The requirements for becoming a doctor in the U.S. may vary by specialty. In general, doctors complete a 4-year undergraduate degree program, spend 4 years in medical school, and then complete 3-7 years of residency training before they are eligible for medical licensing. Both degree programs typically include general medical coursework, while prospective doctors can choose a specialty later, during their residencies.
Completing a bachelor's degree program is necessary to prepare prospective doctors to enter medical school. Though medical schools do not require specific degrees for admission, many students opt for programs heavy in biology and chemistry. Some schools offer specific pre-med programs that include the required classes for medical school, as well as prepare them to take the Medical College Admission Test (MCAT). Common courses in a Bachelor of Science (B.S.) in Biology program include:
- Biological studies
- Human genetics
MCAT - Medical College Admission Test
The MCAT is a multiple-choice examination that students must pass before they are admitted to medical school. Physical science, biology, critical thinking, and verbal skills are all tested in a 5-hour computerized test. Most medical schools use this score when considering applicants for admission, so it's important to score well to be considered for top programs.

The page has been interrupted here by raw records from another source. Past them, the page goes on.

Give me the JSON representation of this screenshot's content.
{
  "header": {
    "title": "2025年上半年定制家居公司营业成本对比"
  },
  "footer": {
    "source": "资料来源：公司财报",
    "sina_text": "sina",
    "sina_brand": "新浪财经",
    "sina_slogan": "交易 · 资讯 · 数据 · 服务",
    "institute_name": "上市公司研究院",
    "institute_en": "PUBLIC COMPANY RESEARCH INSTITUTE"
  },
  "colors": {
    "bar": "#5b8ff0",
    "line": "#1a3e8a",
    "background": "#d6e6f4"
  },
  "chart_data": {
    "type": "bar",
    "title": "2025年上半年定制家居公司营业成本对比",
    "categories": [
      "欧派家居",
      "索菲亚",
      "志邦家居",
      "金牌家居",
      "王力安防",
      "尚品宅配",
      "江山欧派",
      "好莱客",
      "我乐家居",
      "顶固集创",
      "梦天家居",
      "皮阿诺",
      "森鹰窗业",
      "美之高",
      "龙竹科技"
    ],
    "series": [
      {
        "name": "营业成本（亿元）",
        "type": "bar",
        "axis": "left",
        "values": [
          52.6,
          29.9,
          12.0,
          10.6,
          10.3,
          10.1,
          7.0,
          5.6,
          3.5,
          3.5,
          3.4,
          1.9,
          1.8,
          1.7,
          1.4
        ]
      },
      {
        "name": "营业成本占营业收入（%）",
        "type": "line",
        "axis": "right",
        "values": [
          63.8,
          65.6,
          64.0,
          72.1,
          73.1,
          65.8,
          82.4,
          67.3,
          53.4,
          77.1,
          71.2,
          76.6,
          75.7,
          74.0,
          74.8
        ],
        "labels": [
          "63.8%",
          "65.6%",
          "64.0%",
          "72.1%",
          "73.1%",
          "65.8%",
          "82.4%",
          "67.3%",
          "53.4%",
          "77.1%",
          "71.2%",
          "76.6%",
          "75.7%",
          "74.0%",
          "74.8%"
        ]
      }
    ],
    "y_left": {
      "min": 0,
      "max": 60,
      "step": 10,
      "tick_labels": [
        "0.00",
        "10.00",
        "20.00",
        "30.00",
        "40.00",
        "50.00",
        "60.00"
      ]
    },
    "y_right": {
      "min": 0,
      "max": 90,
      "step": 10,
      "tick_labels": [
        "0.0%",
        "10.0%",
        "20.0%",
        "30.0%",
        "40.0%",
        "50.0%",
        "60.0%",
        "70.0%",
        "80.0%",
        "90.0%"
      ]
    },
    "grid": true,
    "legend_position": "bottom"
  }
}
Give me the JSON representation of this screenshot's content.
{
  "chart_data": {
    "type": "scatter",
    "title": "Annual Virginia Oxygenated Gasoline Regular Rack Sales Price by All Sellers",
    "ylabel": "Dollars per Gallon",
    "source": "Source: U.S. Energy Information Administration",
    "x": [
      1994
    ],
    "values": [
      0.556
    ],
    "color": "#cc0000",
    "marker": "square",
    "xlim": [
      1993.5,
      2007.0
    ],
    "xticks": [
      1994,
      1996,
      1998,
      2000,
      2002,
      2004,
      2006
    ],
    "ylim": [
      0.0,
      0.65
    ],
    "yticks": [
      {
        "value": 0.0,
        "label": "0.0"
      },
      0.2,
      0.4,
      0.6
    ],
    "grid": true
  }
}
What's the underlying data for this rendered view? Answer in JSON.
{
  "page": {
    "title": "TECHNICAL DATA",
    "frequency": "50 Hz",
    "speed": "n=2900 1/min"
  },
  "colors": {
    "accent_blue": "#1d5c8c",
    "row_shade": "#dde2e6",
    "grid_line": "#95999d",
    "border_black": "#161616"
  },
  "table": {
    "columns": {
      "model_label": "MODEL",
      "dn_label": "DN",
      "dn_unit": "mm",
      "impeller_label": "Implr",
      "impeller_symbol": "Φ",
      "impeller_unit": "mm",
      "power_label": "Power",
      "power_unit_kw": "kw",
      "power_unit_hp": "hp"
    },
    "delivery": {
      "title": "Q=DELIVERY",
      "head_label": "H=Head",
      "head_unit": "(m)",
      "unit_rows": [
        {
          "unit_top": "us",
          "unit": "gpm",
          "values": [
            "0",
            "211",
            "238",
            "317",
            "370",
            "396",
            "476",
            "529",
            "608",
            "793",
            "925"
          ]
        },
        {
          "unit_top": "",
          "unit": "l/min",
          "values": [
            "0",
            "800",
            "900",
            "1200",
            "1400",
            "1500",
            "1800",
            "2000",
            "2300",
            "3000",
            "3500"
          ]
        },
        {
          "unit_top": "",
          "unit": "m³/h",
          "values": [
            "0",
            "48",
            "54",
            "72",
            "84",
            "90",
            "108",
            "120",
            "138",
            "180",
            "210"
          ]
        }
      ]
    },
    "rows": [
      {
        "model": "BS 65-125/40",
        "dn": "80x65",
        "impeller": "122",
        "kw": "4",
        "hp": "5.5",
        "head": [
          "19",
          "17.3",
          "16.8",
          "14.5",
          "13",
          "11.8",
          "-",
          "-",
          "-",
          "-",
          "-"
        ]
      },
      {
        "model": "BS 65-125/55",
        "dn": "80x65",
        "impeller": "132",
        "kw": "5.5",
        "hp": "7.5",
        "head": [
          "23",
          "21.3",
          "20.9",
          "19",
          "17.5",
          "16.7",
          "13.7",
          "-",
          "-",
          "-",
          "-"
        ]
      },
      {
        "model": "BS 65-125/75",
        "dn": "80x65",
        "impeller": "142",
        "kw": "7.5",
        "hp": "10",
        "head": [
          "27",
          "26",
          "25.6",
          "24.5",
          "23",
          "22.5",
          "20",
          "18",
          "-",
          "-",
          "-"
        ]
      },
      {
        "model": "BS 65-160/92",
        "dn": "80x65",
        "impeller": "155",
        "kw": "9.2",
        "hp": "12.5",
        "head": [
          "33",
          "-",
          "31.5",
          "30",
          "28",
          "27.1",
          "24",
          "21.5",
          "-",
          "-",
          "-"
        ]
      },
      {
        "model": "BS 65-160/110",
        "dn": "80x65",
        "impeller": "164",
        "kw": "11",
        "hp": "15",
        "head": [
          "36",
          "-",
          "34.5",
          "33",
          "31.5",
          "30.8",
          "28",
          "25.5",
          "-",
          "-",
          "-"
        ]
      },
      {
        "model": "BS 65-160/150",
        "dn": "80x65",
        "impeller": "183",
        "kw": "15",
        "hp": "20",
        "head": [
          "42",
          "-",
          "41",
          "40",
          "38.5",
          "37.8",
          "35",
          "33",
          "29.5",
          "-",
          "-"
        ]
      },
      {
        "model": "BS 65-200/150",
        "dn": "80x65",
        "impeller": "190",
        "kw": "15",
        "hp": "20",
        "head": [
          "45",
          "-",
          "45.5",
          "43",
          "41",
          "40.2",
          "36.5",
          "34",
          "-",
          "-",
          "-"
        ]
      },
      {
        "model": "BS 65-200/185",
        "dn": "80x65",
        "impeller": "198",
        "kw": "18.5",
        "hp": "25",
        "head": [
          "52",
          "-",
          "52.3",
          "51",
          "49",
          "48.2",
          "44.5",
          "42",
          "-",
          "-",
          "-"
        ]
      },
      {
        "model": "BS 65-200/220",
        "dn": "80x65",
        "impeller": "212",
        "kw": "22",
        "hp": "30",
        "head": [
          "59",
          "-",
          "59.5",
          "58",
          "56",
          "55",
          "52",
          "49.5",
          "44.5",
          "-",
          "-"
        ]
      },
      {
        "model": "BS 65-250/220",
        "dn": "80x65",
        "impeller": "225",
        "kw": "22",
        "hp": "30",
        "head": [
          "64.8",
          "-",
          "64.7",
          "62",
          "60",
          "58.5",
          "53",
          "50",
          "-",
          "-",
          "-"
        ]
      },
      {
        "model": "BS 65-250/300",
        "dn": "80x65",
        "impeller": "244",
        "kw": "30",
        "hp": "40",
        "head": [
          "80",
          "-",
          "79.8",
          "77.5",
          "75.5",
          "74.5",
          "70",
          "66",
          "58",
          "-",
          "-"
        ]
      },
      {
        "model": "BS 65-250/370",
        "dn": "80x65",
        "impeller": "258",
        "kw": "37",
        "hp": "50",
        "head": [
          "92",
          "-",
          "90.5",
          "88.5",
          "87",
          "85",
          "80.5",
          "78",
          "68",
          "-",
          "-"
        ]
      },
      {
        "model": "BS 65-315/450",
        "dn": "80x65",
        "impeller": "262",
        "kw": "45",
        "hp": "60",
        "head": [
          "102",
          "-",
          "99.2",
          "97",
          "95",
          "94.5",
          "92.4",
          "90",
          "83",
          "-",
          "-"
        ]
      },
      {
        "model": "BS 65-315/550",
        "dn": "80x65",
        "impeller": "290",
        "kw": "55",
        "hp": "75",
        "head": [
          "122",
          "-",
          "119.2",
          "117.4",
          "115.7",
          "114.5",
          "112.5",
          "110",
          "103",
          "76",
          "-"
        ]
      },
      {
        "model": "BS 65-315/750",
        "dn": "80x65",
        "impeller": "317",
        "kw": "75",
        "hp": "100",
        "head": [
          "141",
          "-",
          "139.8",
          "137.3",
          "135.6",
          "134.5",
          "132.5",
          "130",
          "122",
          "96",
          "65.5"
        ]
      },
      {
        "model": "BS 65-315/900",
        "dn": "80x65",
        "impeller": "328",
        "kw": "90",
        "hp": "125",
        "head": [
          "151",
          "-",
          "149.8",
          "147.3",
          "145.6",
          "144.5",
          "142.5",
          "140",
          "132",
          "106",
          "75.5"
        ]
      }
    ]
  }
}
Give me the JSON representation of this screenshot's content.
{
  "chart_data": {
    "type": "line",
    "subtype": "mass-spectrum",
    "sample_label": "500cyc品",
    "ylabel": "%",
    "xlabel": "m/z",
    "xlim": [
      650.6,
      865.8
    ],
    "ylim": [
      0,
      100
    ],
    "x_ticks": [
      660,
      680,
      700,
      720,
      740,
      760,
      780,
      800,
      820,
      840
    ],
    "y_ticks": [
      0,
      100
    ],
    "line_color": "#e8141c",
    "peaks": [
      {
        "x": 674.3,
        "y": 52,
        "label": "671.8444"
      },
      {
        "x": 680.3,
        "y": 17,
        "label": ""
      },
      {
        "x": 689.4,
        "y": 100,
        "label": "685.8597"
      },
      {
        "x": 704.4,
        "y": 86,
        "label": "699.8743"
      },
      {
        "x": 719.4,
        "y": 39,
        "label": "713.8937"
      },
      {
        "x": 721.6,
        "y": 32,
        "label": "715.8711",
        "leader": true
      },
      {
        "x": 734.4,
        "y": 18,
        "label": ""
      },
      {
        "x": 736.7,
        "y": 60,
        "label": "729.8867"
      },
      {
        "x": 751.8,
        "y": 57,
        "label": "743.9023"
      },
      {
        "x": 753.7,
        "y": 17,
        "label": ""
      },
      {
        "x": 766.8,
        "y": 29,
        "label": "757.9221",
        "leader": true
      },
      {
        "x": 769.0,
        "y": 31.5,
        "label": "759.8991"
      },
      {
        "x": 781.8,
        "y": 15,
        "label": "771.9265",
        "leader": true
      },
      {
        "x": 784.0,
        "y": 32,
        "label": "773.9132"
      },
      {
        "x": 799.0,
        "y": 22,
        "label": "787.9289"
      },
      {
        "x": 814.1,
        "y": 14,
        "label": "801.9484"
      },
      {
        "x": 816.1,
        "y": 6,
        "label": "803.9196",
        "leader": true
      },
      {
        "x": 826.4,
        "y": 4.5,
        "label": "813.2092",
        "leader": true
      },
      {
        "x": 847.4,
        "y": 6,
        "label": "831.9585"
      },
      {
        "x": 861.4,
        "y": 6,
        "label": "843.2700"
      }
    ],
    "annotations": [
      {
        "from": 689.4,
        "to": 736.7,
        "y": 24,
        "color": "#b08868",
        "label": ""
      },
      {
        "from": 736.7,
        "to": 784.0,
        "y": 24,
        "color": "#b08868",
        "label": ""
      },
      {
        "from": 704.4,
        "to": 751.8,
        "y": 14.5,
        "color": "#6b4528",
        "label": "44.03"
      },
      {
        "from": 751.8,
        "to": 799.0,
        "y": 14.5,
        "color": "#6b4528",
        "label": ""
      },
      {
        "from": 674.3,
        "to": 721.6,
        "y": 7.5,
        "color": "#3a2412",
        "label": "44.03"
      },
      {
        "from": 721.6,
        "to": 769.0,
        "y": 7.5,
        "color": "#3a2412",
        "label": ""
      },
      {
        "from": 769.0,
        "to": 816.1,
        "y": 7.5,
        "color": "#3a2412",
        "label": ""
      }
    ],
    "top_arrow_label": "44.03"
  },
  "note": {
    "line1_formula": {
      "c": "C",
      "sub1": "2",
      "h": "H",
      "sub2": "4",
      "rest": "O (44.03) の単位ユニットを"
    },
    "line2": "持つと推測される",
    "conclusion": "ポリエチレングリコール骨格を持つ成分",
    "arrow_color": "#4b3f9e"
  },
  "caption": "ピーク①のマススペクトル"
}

Medical school consists of four years of medical training and education. The first two years of a prospective doctor's medical school experience are devoted to book study and laboratory work to prepare students for diagnosing and treating illnesses. During the second year of med school, students take the first portion of the United States Medical Licensing Examination, which is administered by the National Board of Medical Examiners.
During the last two years of medical school, students begin their clinical experience, going through rotations at clinics and hospitals. Students work under attending physicians to begin their practical training in medicine. The fourth year of medical school is when the second licensing test is issued, as well as when students begin their residency training. As an alternative to undergraduate degrees and medical school, some institutions allow students to take a 6-year combination training and education program, which gives students a compressed medical and academic education.
A doctor's internship or clerkship period is known as a residency. Most doctors complete their residency in a 3- to 7-year period, depending on specialization. The first year of residency is when the final medical licensing exam is given, while the residency itself focuses almost completely on practical training in a medical environment, rather than classroom learning. Post-residency fellowships might also be beneficial, as doctors can choose to sub-specialize in areas such as internal, geriatric, or vascular medicine.
Licensing requirements for doctors vary by state, but most states require at least a 1-year residency program and the passage of a board certification exam in the medical specialty the student has chosen. Once these requirements have been met, a doctor is normally considered a fully licensed medical professional and is legally able to practice in their respective field.
Employment Outlook and Salary
According to the U.S. Bureau of Labor Statistics (BLS), physicians and surgeons earned an average of $197,700 in 2015. Based on data from the BLS, there were 708,300 physicians and surgeons working in the U.S. in 2014, and employment opportunities for these professionals are expected to increase by 14% over the 2014-2024 decade.
It takes 11-14 years to become a doctor in the United States, including earning a bachelor's degree, attending 4 years of medical school, and completing a 3- to 7-year residency program after medical school. After residency, doctors may apply for a state license to practice medicine.